I kinda had my eye on this Green Funeral thing a while back, but I see that is going to run you $1,500 to $2,300 these days. Why the heck should it cost much to throw you in a sack and drop you in a hole in the ground? Yeah, well, they don't recommend a sack anymore, maybe not even the cardboard coffin. Oughta be a nice biodegradable wood box. Then you still gotta buy the plot. In fact, some Green Funerals can get more expensive than a good old-fashioned burial with all the trimmings. You might want to pay an extra $1,000 to get a tree. Maybe an extra $2,000 to get a tree and a boulder. I read one Green Funeral costed $68,000 dollars. What do you get for that, two trees, three boulders and a pasture full of grazing sheep?

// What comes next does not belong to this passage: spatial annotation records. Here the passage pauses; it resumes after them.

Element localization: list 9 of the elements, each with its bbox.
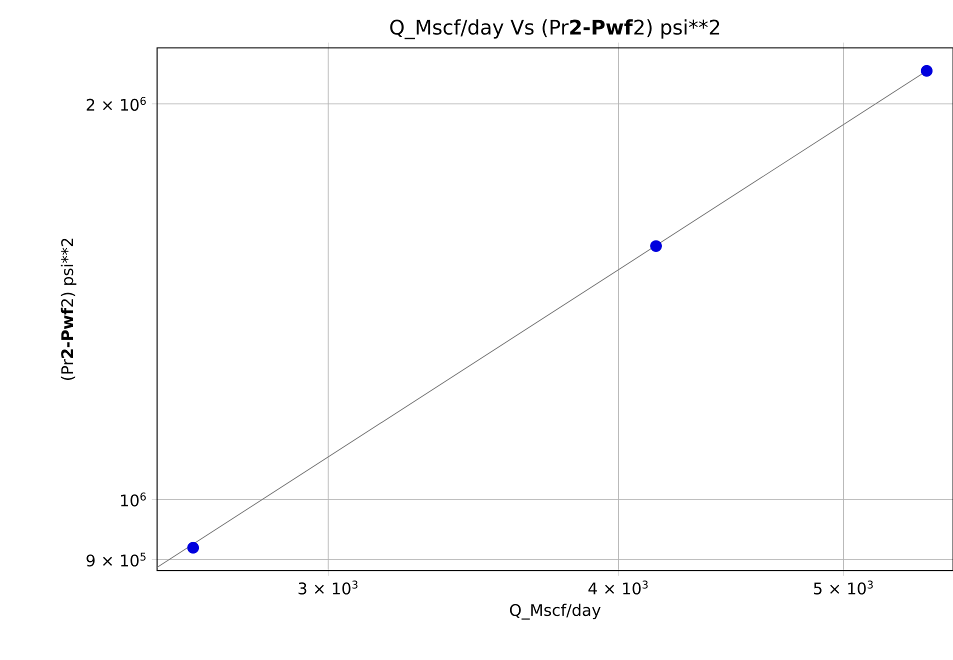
y-tick-label: 10$^{6}$ (121, 492, 146, 506)
y-tick-label: 2 × 10$^{6}$ (86, 96, 146, 111)
x-tick-label: 5 × 10$^{3}$ (814, 580, 873, 595)
x-axis-title: Q_Mscf/day (510, 604, 601, 620)
x-tick-label: 3 × 10$^{3}$ (298, 580, 358, 595)
y-tick-label: 9 × 10$^{5}$ (86, 552, 146, 567)
y-axis-title: (Pr2-Pwf2) psi**2 (60, 238, 76, 380)
chart-title: Q_Mscf/day Vs (Pr2-Pwf2) psi**2 (390, 19, 720, 40)
x-tick-label: 4 × 10$^{3}$ (588, 580, 648, 595)
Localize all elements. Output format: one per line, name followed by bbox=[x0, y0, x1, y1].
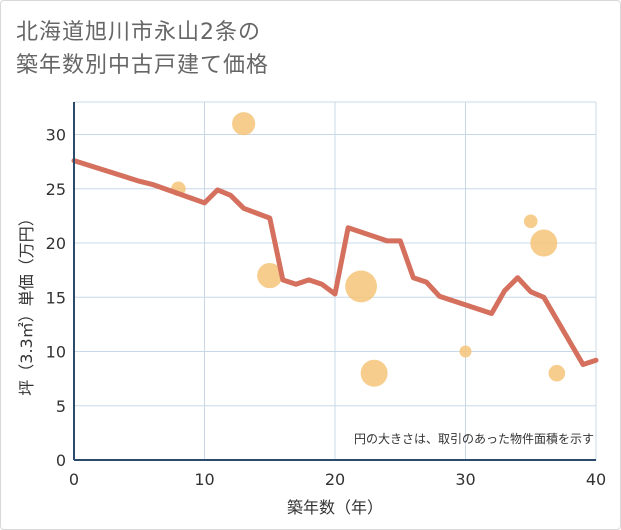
y-tick-label: 10 bbox=[46, 343, 66, 362]
bubble-point bbox=[232, 112, 256, 136]
bubble-point bbox=[523, 214, 538, 229]
bubble-size-note: 円の大きさは、取引のあった物件面積を示す bbox=[354, 431, 594, 446]
x-tick-label: 40 bbox=[586, 470, 606, 489]
chart-title: 北海道旭川市永山2条の 築年数別中古戸建て価格 bbox=[16, 16, 269, 82]
y-tick-label: 30 bbox=[46, 126, 66, 145]
y-tick-label: 0 bbox=[56, 451, 66, 470]
bubble-point bbox=[345, 270, 377, 303]
price-line bbox=[71, 158, 599, 367]
bubble-point bbox=[360, 359, 388, 387]
y-axis-label: 坪（3.3㎡）単価（万円） bbox=[17, 210, 36, 395]
x-tick-label: 30 bbox=[455, 470, 475, 489]
bubble-point bbox=[548, 364, 566, 382]
x-axis-label: 築年数（年） bbox=[287, 498, 383, 517]
y-tick-label: 15 bbox=[46, 288, 66, 307]
x-tick-label: 0 bbox=[69, 470, 79, 489]
y-tick-label: 20 bbox=[46, 234, 66, 253]
x-tick-label: 20 bbox=[325, 470, 345, 489]
x-tick-label: 10 bbox=[194, 470, 214, 489]
y-tick-label: 25 bbox=[46, 180, 66, 199]
title-line-2: 築年数別中古戸建て価格 bbox=[16, 53, 270, 78]
tick-labels: 0 5 10 15 20 25 30 0 10 20 30 40 bbox=[46, 126, 607, 489]
bubble-series bbox=[171, 112, 566, 387]
bubble-point bbox=[459, 345, 472, 358]
line-series bbox=[71, 158, 599, 367]
bubble-point bbox=[530, 229, 558, 257]
axes bbox=[73, 102, 596, 461]
bubble-point bbox=[257, 262, 283, 289]
y-tick-label: 5 bbox=[56, 397, 66, 416]
title-line-1: 北海道旭川市永山2条の bbox=[16, 20, 261, 45]
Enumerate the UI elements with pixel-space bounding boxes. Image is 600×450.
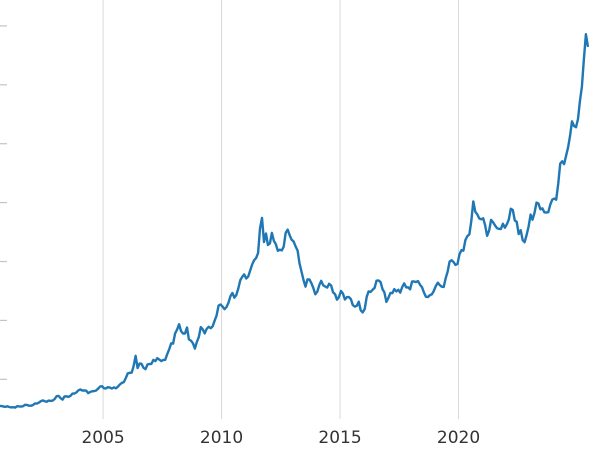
series-layer (0, 33, 589, 409)
x-tick-label: 2015 (318, 428, 361, 448)
y-tick-layer (0, 25, 7, 380)
grid-layer (102, 0, 460, 419)
x-tick-label: 2005 (81, 428, 124, 448)
x-axis-labels: 2005 2010 2015 2020 (81, 428, 480, 448)
x-tick-label: 2010 (200, 428, 243, 448)
x-tick-label: 2020 (437, 428, 480, 448)
data-series-line (0, 33, 589, 409)
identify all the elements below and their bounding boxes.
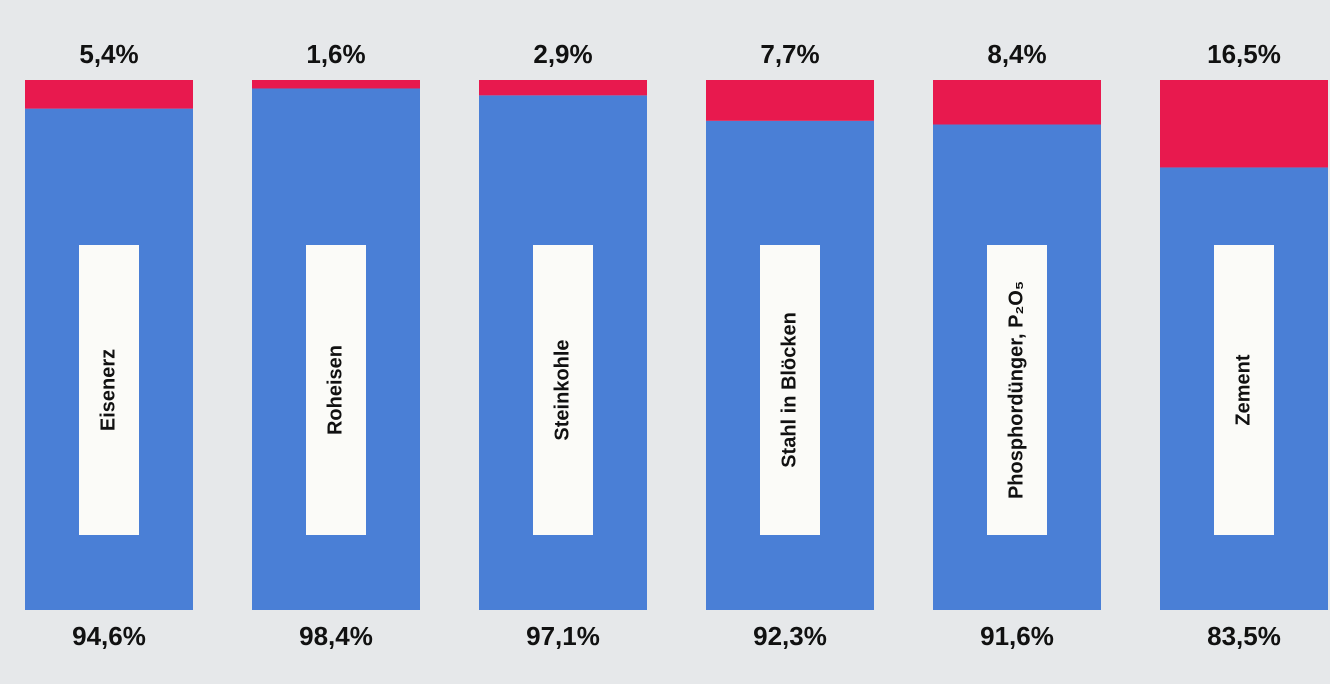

I've thought over the years about how to get around all this end of life control by third parties. If I had my druthers I'd be like the old elephant knowing the end is here and trudges off to the secret boneyard. It'd be nice to take  that final hike into the deep woods and die in the overgrowth so far from the pathways I'd be nothing but bones if they ever found me; maybe not even that if the carnivores carried even the bones away.

But we seldom know exactly when we will die and if we did probably wouldn't have the strength left to make the hike. Would not like to arrive in the underbrush too soon and lay about swatting flies for hours. So what to do, what to do?  I've always said I didn't want some tombstone or marker, except maybe a bench where a weary walker could sit and rest. I'm not even crazy about the grave. I already have the plots, for me and the Little Woman, a strange gift from my parents about thirty years ago when they purchased their own resting place. Aren't any of us in them yet. (Photo on right is the author standing on the future grave of his friend, Ron.)

I don't really want a funeral either. Why spend anything for a lot of silly folderol? I doubt anyone would come to my funeral anyway, except the Little Woman and the kids. And I don't want to see the kids get stuck with the bill. No, I'd rather skip all this nonsense.

I'm really getting to think about donating the old carcass to science. Let the medical schools have this shell to carve on and maybe learn something about anatomy. Seems like a good trade to me. What's the body to me? I'd be done with it. Sure, I'm a Christian and believe in the resurrection of the body, but I know God has the power to pull a bunch of dissected body parts together. He made us out of dirt, he can resurrected a body out of scattered ashes or the digestive track of a shark or the worm food moldering in the ground.

It's  a good deal, don't you think? You kick off, your survivor makes a phone call and they come pick you up. No fuss, no cost whatsoever and you get to make some future doctor's skills better or find a cure or give someone a new whatever to keep their life going. Per mortem dandam scientiam.  Then when they are all done with you, whatever is left over, they cremate and return to sender.

Somebody could scatter the leftovers on that prepaid plot and place a bench there next to my parents. Meanwhile, I could disappear from this world in anonymity.





Unless this happened. Oh no, eternally displayed and gawked at, famous in a grisly way. I wouldn't want that.